Improved Local Dev With CosmosDB and devcontainers

Wednesday, Aug 24, 2022 4 minute read Tags: javascript vscode cosmosdb

Last year I wrote a post on using the CosmosDB Docker-based emulator with devcontainers and since then I’ve used that pattern many times to build applications, but there was one thing that kept bothering me, having to disable SSL for Node.js.

Sure, disabling SSL with NODE_TLS_REJECT_UNAUTHORIZED wasn’t a huge pain, but it did feel like a dirty little workaround, it also hit a snag - dotnet projects.

I had the idea that I should add the CosmosDB emulator to the devcontainer used by FSharp.CosmosDb, as I kept deleting the Azure resource that I used between when I was working on it. But when I’d set the account host to https://cosmos:8081 for the connection string, it’d fail to do queries as the self-signed certificate was rejected.

I guess it’s time to install the certificate.

The emulator provides the certificate at a well-known endpoint, which you can get using cURL:

1
curl -k https://$ipaddr:8081/_explorer/emulator.pem > emulatorcert.crt

But when should we run that, and what’s the IP of the Cosmos emulator container?

Installing the certificate

Because we need to wait until the containers have started, we’ll use the postCreateCommand in the devcontainer.json file, and we’ll have it call a bash script. Here’s the bash script:

 1
 2
 3
 4
 5
 6
 7
 8
 9
10
11
12
13
#!/usr/bin/env bash

set -euxo pipefail

ipAddress=https://$(docker inspect cosmos -f '{{range .NetworkSettings.Networks}}{{.IPAddress}}{{end}}'):8081

# Try to get the emulator cert in a loop
until sudo curl -ksf "${ipAddress}/_explorer/emulator.pem" -o '/usr/local/share/ca-certificates/emulator.crt'; do
  echo "Downloading cert from $ipAddress"
  sleep 1
done

sudo update-ca-certificates

To get the IP of the emulator, we’ll use docker inspect and in the docker-compose I set a name for the container, cosmos, so that it’s a well-known name (we could make an assumption of the name, based off the way compose names containers, but this is safest), and we provide a template to grab the IP from the JSON response - {{range .NetworkSettings.Networks}}{{.IPAddress}}{{end}}. This is combined with the protocol/port information to make a variable for the IP address to then download and install the certificate as described here.
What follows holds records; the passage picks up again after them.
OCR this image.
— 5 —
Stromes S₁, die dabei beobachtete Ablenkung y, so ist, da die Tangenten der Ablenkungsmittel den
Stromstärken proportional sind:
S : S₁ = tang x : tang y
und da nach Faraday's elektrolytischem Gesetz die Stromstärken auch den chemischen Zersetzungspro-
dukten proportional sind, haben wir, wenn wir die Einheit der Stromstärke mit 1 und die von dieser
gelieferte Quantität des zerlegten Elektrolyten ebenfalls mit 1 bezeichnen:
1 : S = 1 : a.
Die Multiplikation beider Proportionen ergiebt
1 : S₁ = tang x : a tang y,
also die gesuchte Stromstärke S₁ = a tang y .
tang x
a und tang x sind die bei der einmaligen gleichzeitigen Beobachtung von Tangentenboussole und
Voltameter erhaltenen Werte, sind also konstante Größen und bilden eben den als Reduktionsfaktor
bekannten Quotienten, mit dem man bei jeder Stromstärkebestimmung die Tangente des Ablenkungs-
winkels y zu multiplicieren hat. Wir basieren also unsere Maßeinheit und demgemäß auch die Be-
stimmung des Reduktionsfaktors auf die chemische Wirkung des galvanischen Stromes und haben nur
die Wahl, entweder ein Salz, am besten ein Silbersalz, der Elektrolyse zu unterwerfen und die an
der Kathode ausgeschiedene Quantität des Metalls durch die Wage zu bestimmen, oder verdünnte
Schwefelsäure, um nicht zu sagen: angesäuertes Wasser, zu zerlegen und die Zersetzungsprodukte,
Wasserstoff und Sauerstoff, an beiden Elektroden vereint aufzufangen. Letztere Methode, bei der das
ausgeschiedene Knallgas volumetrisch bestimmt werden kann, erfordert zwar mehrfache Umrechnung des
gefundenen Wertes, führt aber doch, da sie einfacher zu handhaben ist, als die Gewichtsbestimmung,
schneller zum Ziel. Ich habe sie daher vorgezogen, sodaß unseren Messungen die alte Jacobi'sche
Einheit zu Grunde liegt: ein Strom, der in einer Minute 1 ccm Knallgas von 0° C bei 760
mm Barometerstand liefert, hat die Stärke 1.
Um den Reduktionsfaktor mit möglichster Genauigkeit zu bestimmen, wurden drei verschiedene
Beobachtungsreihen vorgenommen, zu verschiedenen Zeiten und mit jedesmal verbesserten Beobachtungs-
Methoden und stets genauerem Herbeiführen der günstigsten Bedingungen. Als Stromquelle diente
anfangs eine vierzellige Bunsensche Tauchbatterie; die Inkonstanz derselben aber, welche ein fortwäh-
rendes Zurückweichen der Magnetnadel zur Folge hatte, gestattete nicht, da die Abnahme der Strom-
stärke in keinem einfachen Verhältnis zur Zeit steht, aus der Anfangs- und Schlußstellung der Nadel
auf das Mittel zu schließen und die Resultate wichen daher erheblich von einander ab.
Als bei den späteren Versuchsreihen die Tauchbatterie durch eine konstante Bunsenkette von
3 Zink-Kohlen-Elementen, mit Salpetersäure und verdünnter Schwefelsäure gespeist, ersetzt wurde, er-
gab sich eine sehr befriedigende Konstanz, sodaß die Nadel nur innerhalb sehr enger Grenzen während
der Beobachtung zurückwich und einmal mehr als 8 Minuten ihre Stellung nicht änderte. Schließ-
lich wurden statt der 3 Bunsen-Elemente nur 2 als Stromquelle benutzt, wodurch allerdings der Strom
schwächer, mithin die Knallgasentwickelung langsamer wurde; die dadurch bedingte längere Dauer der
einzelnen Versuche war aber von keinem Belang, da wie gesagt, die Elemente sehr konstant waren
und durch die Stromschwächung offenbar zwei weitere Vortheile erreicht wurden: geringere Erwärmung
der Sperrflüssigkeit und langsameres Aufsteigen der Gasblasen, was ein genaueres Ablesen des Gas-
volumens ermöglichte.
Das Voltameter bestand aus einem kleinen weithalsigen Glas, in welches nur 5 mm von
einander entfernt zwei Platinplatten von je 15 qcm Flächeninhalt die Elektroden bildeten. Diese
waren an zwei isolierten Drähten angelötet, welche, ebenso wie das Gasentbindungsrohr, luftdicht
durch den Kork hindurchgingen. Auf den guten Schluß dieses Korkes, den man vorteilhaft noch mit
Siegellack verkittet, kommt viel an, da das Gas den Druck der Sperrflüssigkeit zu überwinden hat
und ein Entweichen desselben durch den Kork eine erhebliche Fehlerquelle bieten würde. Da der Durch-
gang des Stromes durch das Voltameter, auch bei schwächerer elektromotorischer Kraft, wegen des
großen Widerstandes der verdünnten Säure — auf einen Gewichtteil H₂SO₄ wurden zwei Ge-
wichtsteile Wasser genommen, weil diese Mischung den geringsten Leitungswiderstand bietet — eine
Setting the connection info

With the certificate installed, it might be convenient to set the connection string information so that it can be used. Initially, I thought to use environment variables (since we have the IP as a bash variable) and load them with the Microsoft.Extensions.Configuration.EnvironmentVariables NuGet package, so we can add a export ipAddress to the end of the bash script (or maybe make the variable something easier to parse into the dotnet config system), but it turns out that you can’t export variables from postCreateCommands (see this issue).

Since that was off the table, an alternative solution would be to dump the info out as a file on disk. Here’s the dotnet approach for my project, you just have to adapt the file (and its contents) for your project needs:

1
2
3
4
if [ ! -f ./samples/FSharp.CosmosDb.Samples/appsettings.Development.json ]
then
  echo '{ "Cosmos": { "EndPoint" : "'$ipAddress'" } }' >> ./samples/FSharp.CosmosDb.Samples/appsettings.Development.json
fi

Note: I have the Access Key for cosmos in the docker-compose file, but you could also dump it out here if you prefer.

And with that, when the container starts, the connection to Cosmos is ready for your application to use.

Summary

In this post we’ve seen how we can run the Docker CosmosDB emulator side-by-side with our app container using a VS Code devcontainer. The full definitions that I published for my project can be found here.

Now that I’ve figured out how to do this, I’m going to be going back and retrofitting some other repos so that I don’t have to disable SSL validation for Node.js apps, making it more secure to run them locally.

Addendum

After writing this post and going back to some JavaScript/Node.js projects, I found that they were still failing with an invalid certificate and it turns out that if I’d read the docs fully I’d have know this. It seems that while dotnet applications running on Linux respect the certificate store, Node.js apps don’t, so you need to explicitly add the certificate using the NODE_EXTRA_CA_CERTS environment variable, so I’ve added "NODE_EXTRA_CA_CERTS": "/usr/local/share/ca-certificates/emulator.crt" to the remoteEnv section of the devcontainer.json file… sigh.